Post On: February 2, 2016
Posted In: Market Update
Last Monday, CNBC reported on Goldman Sachs’ recent projection that market fears are overblown. (That report occurred three days after our own Wealth Management Team issued a statement to the same effect, here.) Jeff Cox of CNBC summarized Goldman’s statements nicely in this article, below:
Jeff Cox, CNBC
Swelling recession fears are creating both an extended stock market sell-off and an opportunity for investors ready to pounce, according to Goldman Sachs.
The firm’s strategists believe investors have become too fearful of the U.S. economy, which ended 2015 with barely any growth in the fourth quarter. A fear-driven sell-off has resulted in the S&P 500 slumping 10 percent from its December high, a decline Goldman felt would bring in buyers.
However, buyers have stayed away, with last week’s market gains doing little to boost confidence.
Goldman clients “almost universally expressed a desire to buy the market 10 percent lower,” but have refused, owing to five main reasons, David Kostin, Goldman’s chief U.S. equity strategist and others said in a note: Fear of catching the proverbial falling knife; a contraction in U.S. manufacturing and industrial activity bringing down consumers; reduced business investment from the plunge in oil prices; China’s slowdown triggering global deflation; and a need for equity prices to decline even further “to offer an attractive risk-adjusted return given heightened economic and market risks.”

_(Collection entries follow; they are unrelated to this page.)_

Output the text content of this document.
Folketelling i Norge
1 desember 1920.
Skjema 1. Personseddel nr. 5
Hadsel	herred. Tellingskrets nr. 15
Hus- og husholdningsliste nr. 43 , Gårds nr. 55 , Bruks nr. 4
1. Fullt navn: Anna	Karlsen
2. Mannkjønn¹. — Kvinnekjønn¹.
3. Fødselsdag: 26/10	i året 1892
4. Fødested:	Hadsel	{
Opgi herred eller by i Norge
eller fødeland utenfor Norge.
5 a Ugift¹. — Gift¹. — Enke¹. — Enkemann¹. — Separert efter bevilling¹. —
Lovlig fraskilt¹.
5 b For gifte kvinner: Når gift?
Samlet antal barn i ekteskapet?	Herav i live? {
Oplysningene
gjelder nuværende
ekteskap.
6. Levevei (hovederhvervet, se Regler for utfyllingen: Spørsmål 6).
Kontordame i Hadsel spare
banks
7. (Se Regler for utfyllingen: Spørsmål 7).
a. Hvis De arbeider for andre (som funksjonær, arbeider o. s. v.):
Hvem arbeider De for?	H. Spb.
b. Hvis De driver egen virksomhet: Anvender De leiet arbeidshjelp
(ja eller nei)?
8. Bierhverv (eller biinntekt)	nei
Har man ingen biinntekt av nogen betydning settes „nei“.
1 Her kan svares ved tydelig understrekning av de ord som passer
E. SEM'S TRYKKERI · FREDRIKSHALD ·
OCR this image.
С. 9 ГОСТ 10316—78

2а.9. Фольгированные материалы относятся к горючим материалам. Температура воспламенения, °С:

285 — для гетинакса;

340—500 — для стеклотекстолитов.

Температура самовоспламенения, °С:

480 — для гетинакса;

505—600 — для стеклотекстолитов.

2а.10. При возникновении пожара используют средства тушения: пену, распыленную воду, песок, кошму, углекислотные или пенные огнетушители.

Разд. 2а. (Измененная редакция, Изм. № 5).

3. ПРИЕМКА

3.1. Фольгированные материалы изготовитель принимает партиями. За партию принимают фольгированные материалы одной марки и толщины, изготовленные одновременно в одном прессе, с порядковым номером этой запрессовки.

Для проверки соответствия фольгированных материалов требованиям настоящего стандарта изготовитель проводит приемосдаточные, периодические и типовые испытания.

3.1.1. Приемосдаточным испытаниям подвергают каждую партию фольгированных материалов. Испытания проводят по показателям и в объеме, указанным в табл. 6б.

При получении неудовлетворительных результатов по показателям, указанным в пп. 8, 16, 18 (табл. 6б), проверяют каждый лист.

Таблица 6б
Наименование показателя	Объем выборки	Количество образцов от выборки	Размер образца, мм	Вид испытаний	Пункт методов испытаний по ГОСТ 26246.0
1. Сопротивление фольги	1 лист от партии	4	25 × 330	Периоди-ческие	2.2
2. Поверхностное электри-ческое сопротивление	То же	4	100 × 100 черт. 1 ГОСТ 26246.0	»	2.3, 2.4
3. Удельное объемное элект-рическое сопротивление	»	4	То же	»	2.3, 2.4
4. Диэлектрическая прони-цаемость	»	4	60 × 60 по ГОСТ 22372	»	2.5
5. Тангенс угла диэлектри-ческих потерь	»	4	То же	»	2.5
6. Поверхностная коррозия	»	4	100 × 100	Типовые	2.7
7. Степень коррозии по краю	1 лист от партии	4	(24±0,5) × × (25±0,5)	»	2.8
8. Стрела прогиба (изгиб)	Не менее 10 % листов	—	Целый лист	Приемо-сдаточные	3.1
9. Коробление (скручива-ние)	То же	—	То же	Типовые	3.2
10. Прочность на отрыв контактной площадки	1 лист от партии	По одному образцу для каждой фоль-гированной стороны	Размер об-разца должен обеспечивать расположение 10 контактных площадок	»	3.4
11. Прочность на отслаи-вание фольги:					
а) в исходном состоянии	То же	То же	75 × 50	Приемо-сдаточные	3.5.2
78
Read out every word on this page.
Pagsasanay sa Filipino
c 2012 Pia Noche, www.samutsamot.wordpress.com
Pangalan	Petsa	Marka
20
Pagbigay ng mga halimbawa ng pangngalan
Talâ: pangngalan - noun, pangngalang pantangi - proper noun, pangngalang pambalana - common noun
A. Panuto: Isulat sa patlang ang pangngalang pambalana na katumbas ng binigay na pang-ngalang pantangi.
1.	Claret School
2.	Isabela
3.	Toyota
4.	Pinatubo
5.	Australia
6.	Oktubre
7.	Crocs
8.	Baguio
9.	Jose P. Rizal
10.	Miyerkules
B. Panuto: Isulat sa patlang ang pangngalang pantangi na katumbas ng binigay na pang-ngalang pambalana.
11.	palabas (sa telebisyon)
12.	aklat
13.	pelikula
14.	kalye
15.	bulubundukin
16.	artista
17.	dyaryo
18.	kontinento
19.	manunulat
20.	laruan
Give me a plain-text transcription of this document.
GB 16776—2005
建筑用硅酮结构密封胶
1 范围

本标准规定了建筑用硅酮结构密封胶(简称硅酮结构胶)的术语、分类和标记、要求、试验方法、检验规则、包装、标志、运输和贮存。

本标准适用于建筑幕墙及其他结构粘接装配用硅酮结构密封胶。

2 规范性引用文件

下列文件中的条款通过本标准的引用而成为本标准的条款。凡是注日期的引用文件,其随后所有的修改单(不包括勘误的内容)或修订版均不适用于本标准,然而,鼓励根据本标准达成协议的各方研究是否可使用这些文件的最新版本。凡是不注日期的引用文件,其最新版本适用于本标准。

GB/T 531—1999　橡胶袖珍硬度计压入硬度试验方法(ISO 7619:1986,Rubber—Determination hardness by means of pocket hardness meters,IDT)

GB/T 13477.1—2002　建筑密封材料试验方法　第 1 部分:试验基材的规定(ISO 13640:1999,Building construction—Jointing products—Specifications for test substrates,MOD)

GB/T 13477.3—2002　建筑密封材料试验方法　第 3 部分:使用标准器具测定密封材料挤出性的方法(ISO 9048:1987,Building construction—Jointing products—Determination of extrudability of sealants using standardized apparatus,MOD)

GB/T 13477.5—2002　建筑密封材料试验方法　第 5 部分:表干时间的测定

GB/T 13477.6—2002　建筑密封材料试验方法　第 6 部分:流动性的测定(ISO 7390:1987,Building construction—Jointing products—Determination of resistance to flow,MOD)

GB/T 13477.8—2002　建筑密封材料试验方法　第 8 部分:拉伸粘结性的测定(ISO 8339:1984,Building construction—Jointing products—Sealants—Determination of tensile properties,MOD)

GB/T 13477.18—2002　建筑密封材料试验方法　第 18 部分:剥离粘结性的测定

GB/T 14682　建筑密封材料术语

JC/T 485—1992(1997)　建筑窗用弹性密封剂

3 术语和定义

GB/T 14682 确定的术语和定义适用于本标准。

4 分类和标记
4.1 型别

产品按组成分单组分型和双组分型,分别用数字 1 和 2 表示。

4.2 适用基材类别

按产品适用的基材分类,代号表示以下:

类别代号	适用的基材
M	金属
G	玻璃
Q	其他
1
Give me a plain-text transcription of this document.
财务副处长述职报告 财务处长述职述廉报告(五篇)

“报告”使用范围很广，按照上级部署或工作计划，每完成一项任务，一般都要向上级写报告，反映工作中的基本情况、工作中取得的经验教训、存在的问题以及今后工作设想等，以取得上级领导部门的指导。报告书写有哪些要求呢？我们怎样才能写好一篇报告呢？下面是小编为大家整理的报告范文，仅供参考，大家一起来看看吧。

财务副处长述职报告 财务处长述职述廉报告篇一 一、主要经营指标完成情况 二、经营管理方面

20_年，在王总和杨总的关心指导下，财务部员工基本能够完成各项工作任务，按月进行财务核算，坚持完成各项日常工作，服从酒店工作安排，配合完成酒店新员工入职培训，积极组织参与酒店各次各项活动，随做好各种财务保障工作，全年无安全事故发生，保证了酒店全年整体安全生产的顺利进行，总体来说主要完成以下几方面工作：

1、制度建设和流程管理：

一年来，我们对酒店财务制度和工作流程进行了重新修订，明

“Despite the generally positive U.S. economic data, the sudden fall in asset prices has investors focused on the potential for a U.S. recession,” Kostin wrote. “Clients understandably point to the stock market as a cause for concern, and wonder what the market has come to know in early 2016 that they do not.”
Goldman, though, is sticking with its forecast that the S&P 500 will rebound and finish the year at 2,100, a rise of about 11 percent from current levels but basically no net gain for the full year.
The forecast is predicated on gross domestic product growing 2 percent and the Fed hiking rates four times, the latter possibility standing virtually no chance of happening according to current futures market levels.
Still, the firm believes a conservative approach to the market will allow investors to navigate through.
“For investors who do not expect a U.S. recession, the current S&P 500 correction provides a buying opportunity,” Kostin wrote. “For investors concerned about a recession in 2016, our recommended strategies of strong balance sheets and domestic sales exposure should deliver relative outperformance even in the event of an economic downturn.”
Investors thus far in 2016 have shown conflicting positions, according to a recent analysis from Bank of America Merrill Lynch. Bond inflows at the highest levels in 12 months indicate recession positioning, while equities outflows of more than $25 billion represent concern but not panic.